Some basic knowledge of Linux is necessary in order to build GridPACK. Familiarity with a Linux editor such as VIM or EMACS is required. Extensive documentation is readily available for both these editors, both online and in books. In addition, you will need to download tarballs (.tar or .tar.gz files) of the Boost, PETSc and GA libraries, uncompress them, and then configure and build the libraries. If you usually download files using a Windows machine, you can download a library tarball using Windows and then copy it to your Linux platform using the WinSCP utility. This will allow you to transfer your files from Windows to Linux in a straightforward way. You may also be able to download directly to a Linux platform by bringing up a browser such as Firefox from the Linux command prompt, going to the appropriate download site and downloading directly to your Linux directory.
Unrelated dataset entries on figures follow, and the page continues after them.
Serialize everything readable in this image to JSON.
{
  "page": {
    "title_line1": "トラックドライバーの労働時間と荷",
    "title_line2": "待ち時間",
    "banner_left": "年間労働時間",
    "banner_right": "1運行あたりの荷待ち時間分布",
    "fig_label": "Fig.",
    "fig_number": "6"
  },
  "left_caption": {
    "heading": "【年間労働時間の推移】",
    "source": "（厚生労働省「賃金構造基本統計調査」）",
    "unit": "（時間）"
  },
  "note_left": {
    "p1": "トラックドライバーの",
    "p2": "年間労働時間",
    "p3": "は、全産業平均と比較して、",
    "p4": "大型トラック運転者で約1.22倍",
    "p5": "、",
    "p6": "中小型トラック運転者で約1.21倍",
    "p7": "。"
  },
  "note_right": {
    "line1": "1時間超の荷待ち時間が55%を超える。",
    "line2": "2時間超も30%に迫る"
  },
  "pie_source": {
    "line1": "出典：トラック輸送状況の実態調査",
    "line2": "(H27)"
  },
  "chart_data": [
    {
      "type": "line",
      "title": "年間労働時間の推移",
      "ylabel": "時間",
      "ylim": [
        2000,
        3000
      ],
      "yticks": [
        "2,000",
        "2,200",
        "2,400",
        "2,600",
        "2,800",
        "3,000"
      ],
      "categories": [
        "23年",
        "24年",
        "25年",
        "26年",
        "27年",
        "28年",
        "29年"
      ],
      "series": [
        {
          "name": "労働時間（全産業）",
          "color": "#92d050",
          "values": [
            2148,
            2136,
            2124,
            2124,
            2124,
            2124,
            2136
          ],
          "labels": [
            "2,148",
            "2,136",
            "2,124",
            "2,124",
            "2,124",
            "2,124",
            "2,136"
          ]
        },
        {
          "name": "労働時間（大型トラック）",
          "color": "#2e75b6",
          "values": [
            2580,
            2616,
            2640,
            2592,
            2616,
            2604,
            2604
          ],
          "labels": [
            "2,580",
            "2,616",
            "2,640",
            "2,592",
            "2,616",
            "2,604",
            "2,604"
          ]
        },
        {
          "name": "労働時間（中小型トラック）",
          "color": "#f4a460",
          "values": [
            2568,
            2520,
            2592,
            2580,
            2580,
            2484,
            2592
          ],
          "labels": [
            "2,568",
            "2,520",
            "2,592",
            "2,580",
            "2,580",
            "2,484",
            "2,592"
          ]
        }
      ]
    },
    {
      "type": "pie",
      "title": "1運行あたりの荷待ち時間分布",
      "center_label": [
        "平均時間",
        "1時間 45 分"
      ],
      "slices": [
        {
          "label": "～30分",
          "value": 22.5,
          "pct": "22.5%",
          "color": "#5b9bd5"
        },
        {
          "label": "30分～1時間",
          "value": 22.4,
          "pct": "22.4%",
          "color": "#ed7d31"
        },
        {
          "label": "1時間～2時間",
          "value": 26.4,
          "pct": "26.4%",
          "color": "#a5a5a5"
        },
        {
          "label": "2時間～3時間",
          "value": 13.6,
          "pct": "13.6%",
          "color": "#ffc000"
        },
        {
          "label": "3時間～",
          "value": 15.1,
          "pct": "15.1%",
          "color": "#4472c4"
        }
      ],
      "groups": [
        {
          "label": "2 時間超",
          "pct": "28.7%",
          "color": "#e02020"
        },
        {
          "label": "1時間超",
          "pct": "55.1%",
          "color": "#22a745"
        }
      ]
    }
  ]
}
Once you have a tarball downloaded to your software directory, the next step is to uncompress the file into its own directory. For example, if you have downloaded the Boost tarball for version 1.65.0, you would see the following file in your directory

   boost_1_65_0.tar.gz

The .tar extension means that all the files in the boost directory have been concatenated into a single file using the Linux tar command. The .gz extension means that the tarball has been further compressed using the gzip command. You can uncompress the file and untar it using the single command

   tar xvf boost_1_65_0.tar.gz

This will produce a directory

   boost_1_65_0

in the same directory that the tarball is located in and will contain all the individual files and subdirectories contained in the Boost library.
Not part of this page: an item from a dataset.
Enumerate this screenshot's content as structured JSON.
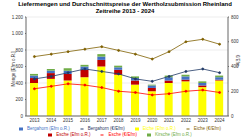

Once you have the Boost directory, the next step is to cd into it and create a script for building Boost. This would consist of creating a file at the top of the boost_1_65_0 directory with a name such as build.sh that contains the commands for configuring Boost. On a Redhat Linux cluster using the GNU compilers, you would use these lines

   echo "using mpi ;" > ~/user-config.jam
   sh ./bootstrap.sh \
       --prefix="/my_home_directory/software/boost_1_65_0" \
       --without-icu \
       --with-toolset=gcc \
       --without-libraries=python
   ./b2 -a -d+2 link=static stage
   ./b2 -a -d+2 link=static install
   rm ~/user-config.jam

Note that the argument to --prefix is the path to the Boost directory that you are currently in. Once these lines have been copied into the build.sh file, the file needs to made executable by changing its permissions with the command

   chmod +x build.sh

The script can then be run (in the boost_1_65_0 directory) by typing

   ./build.sh

This will configure and build Boost. It is not strictly necessary to put these commands in a script. They will also work by just typing them into the the Linux command line. However, for such a long set of commands, it is obviously more desirable to avoid a mistake by using the script.